Bi-Weekly Report 7

February 12, 2016

2/01/2016

Time 13-15

This was a meeting we had during our lab session. During this meeting we started off by reviewing the work that we completed over the weekend. This included the redesigned sidebar consisting of tabs, some data cleaning features such as standardisation and normalisation, column analysis and finally data visualisation. We also went through some of the initial unit tests we made for the backend python modules, this helped us identify some minor bugs which we were able to fix quiet quickly. Once we were happy with the individual features, we then merged them together and begun testing the application using sample datasets. One problem we noticed was that the performance of our application was slowed down significantly if the dataset was sufficiently large (more than 200000 rows).

2/01/16

Time 16 – 18

Straight after the lab session we had a meeting with our client. During this meeting we demonstrated the newly implemented features of the application such as data visualisation and column analysis. Our clients were very impressed with our progress and were happy to note that we had completed all of our ‘Must Have’ requirements and had begun implementing the ‘Should Haves’. Some of the feedback they gave us was to add a feature that would allow them to visualise word frequencies of columns containing string types. They also thought it would be a good idea to allow the users to upload only a small portion of the dataset using a seed, this would be useful considering some of the datasets they receive contain more than 1000000 rows. We then went on to create a new two-week sprint which we populated with the following tasks:

Implement find and replace feature with regular expressions
Implement the Date variable type, and integrate it with existing features
Add visualisations – Scatter plots, Time series, Pie charts
Show unique values and their counts of every column
Refactor code for data cleaning
Implement sorting of rows by column
Find and view duplicate rows
Find and show outliers for numeric columns

9/01/16

Time 14 – 18

Before this meeting we were able to complete several tasks that were listed in our two-week sprint, these included implementing the find and replace feature, word frequency visualisation and finally the implementation of the Date variable type. However, we also spent a considerable amount of time optimising our code on the frontend in order to improve efficiency as well as speed up its operations – as a result it is now possible to upload larger datasets and perform cleaning operations with a significant reduction in lag.

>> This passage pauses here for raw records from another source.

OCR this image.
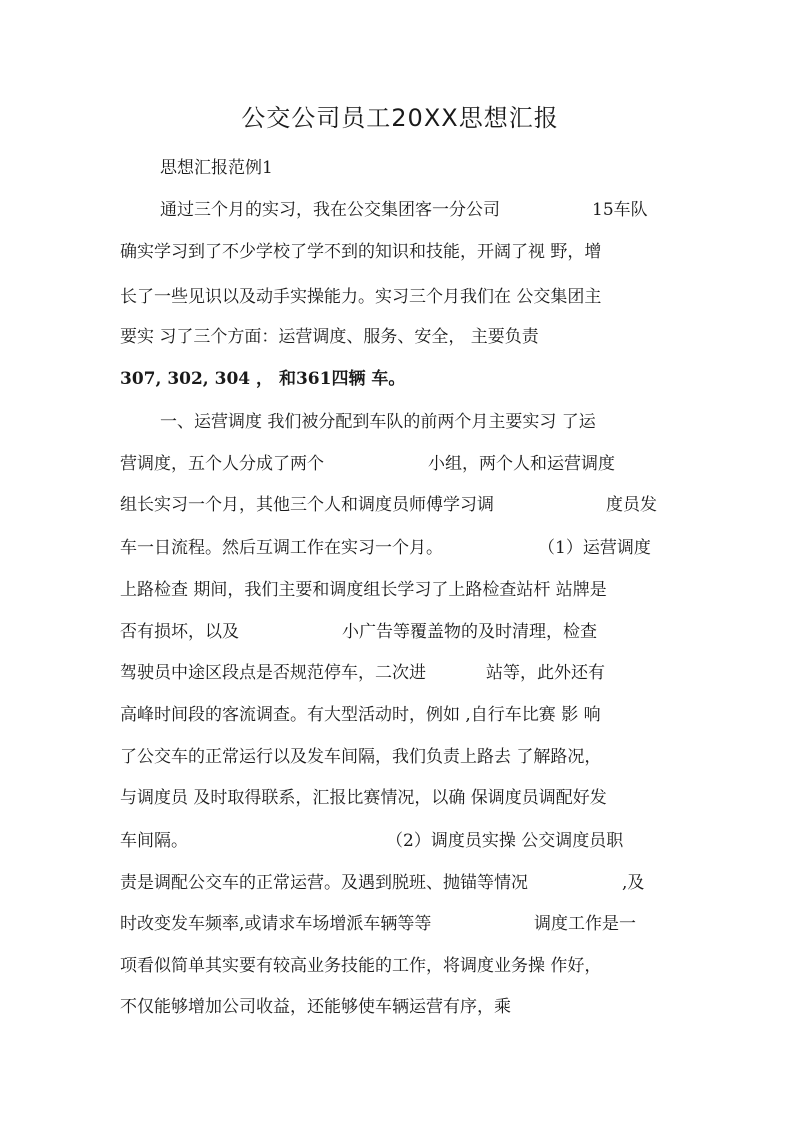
公交公司员工20XX思想汇报
思想汇报范例1
通过三个月的实习，我在公交集团客一分公司	15车队
确实学习到了不少学校了学不到的知识和技能，开阔了视 野，增
长了一些见识以及动手实操能力。实习三个月我们在 公交集团主
要实 习了三个方面：运营调度、服务、安全， 主要负责
307, 302, 304 ， 和361四辆 车。
一、运营调度 我们被分配到车队的前两个月主要实习 了运
营调度，五个人分成了两个	小组，两个人和运营调度
组长实习一个月，其他三个人和调度员师傅学习调	度员发
车一日流程。然后互调工作在实习一个月。	（1）运营调度
上路检查 期间，我们主要和调度组长学习了上路检查站杆 站牌是
否有损坏，以及	小广告等覆盖物的及时清理，检查
驾驶员中途区段点是否规范停车，二次进	站等，此外还有
高峰时间段的客流调查。有大型活动时，例如 ,自行车比赛 影 响
了公交车的正常运行以及发车间隔，我们负责上路去 了解路况，
与调度员 及时取得联系，汇报比赛情况，以确 保调度员调配好发
车间隔。	（2）调度员实操 公交调度员职
责是调配公交车的正常运营。及遇到脱班、抛锚等情况	,及
时改变发车频率,或请求车场增派车辆等等	调度工作是一
项看似简单其实要有较高业务技能的工作，将调度业务操 作好，
不仅能够增加公司收益，还能够使车辆运营有序，乘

We therefore spent this meeting reviewing our progress as well as merging together the completed tasks. We then used the duration of the session to update our testing code for the backend as well as implement a new feature for one-hot encoding. We then decided to meet on Thursday to organise and distribute the remaining amount of tasks before we break for reading week.

Plan

Our plan is to maintain our pace and complete all the tasks listed in our sprint before our next client meeting which is on 16/01/16. Completing the listed tasks will place us ahead of schedule as it would mean we are very close to finishing our Should have requirements. We also plan on adding more tests to our test suite to ensure we have good code coverage.

Shivam Dhall

Over the course of the first week I spent most of my time creating a test suite for our backend python modules for data cleaning, loading and analysis. While developing the test suite I made sure to test every function in the module with a variety of different input parameters; I also tried to make every test atomic, as well as self-documenting as this would make it easier to identify particular regions of code where bugs may exist. During the second week I was tasked with implementing word frequency visualisation, this involved getting a list of the most common words of a particular column and plotting them on a bar chart along with their frequencies, I also implemented a feature that would allow the user to display a list of the most frequent values in the analysis tab. Finally, as we develop more features, I am constantly adding more tests to the suite as well as carrying out regression testing to see if any new bugs have been introduced.

Gordon Cheng

Over the course of the last two weeks, our team continued with the development of our system. I continued to work on implementing various data cleaning and transformation features. These features included data transformation by match and replace, and encoding categorical features using one-hot encoding. For both of these features, I implemented both the front end and the back end. For the match and replace feature, I also devised an extended functionality where the user can create a queue of replacements which they can execute at one go. I also added extra options to the upload screen which allowed the user to import a random sample of a dataset. This meant that while the system cannot practically handle very large dataset due to limitation of the hardware and architecture, the system can still be used on a random sample of the dataset. Our client suggested this feature in the meeting as a possible solution for dealing with the typical dataset they work with, which are often very large in size.

Bandi Enkh-Amgalan

During the last two weeks, our team continued developing the features set out in our functional requirements and also worked on improving the stability of the application and optimizing performance with large data sets. I worked more on the latter aspect, finding and overcoming bottlenecks and bugs in the system. I discovered and eliminated a major performance bottleneck in the front-end that was being caused by the over reliance of Angular scope. I also fixed several bugs in the front-end that were a result of mistimed initialization and digest function calls. Lastly, I started optimizing the system performance even further for handling large datasets by re-engineering the way in which the front-end receives data from the backend. As for the development of new features, I implemented support for the Date datatype and integrated with the existing datatype conversion and analysis features.